20g of the crude product prepared in example 1, 20g of acetonitrile and 40g of ethyl acetate are heated to 50 ℃ to be dissolved and transparent, 1.5g of activated carbon is added, the mixture is stirred for 30 minutes, and the filtrate is collected after suction filtration. Cooling the filtrate to 15 ℃ for crystallization for 6 hours, controlling the stirring speed to be 20 r/min, performing suction filtration, putting the filter cake into an oven, controlling the temperature to be 20 ℃ and the vacuum pressure to be-0.09 MPa, and drying for 12 hours to obtain 14.8g of the finished product of esmolol hydrochloride with the yield of 74.0%. Purity by HPLC was 99.73%, single unknown impurity was less than 0.05%, other known impurities met USP requirements.

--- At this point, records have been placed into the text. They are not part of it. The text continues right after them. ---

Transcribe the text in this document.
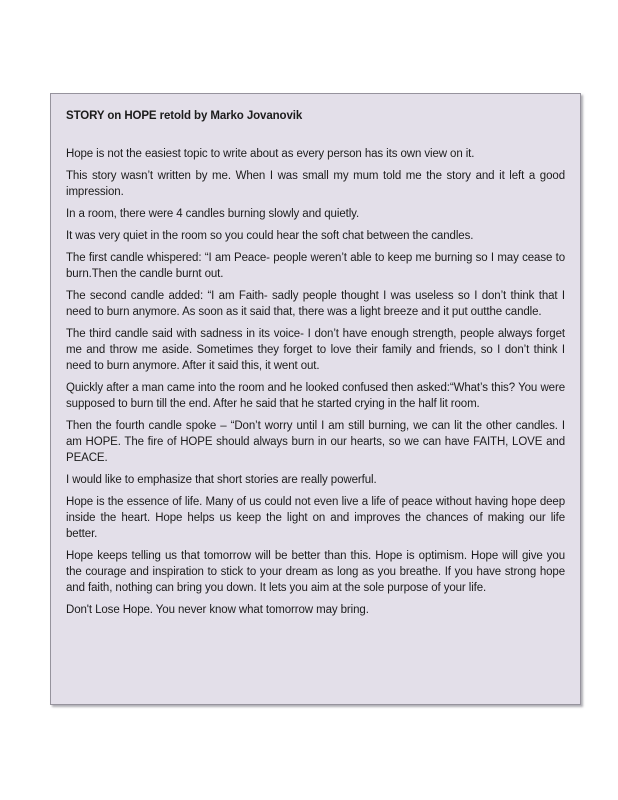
STORY on HOPE retold by Marko Jovanovik

Hope is not the easiest topic to write about as every person has its own view on it.

This story wasn’t written by me. When I was small my mum told me the story and it left a good impression.

In a room, there were 4 candles burning slowly and quietly.

It was very quiet in the room so you could hear the soft chat between the candles.

The first candle whispered: “I am Peace- people weren’t able to keep me burning so I may cease to burn.Then the candle burnt out.

The second candle added: “I am Faith- sadly people thought I was useless so I don’t think that I need to burn anymore. As soon as it said that, there was a light breeze and it put outthe candle.

The third candle said with sadness in its voice- I don’t have enough strength, people always forget me and throw me aside. Sometimes they forget to love their family and friends, so I don’t think I need to burn anymore. After it said this, it went out.

Quickly after a man came into the room and he looked confused then asked:“What’s this? You were supposed to burn till the end. After he said that he started crying in the half lit room.

Then the fourth candle spoke – “Don’t worry until I am still burning, we can lit the other candles. I am HOPE. The fire of HOPE should always burn in our hearts, so we can have FAITH, LOVE and PEACE.

I would like to emphasize that short stories are really powerful.

Hope is the essence of life. Many of us could not even live a life of peace without having hope deep inside the heart. Hope helps us keep the light on and improves the chances of making our life better.

Hope keeps telling us that tomorrow will be better than this. Hope is optimism. Hope will give you the courage and inspiration to stick to your dream as long as you breathe. If you have strong hope and faith, nothing can bring you down. It lets you aim at the sole purpose of your life.

Don't Lose Hope. You never know what tomorrow may bring.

The embodiments of the present invention have been described in detail with reference to the accompanying drawings, but the present invention is not limited to the above embodiments, and various modifications can be made within the knowledge of those skilled in the art without departing from the gist of the present invention. These are non-inventive modifications, which are intended to be protected by patent laws within the scope of the claims appended hereto.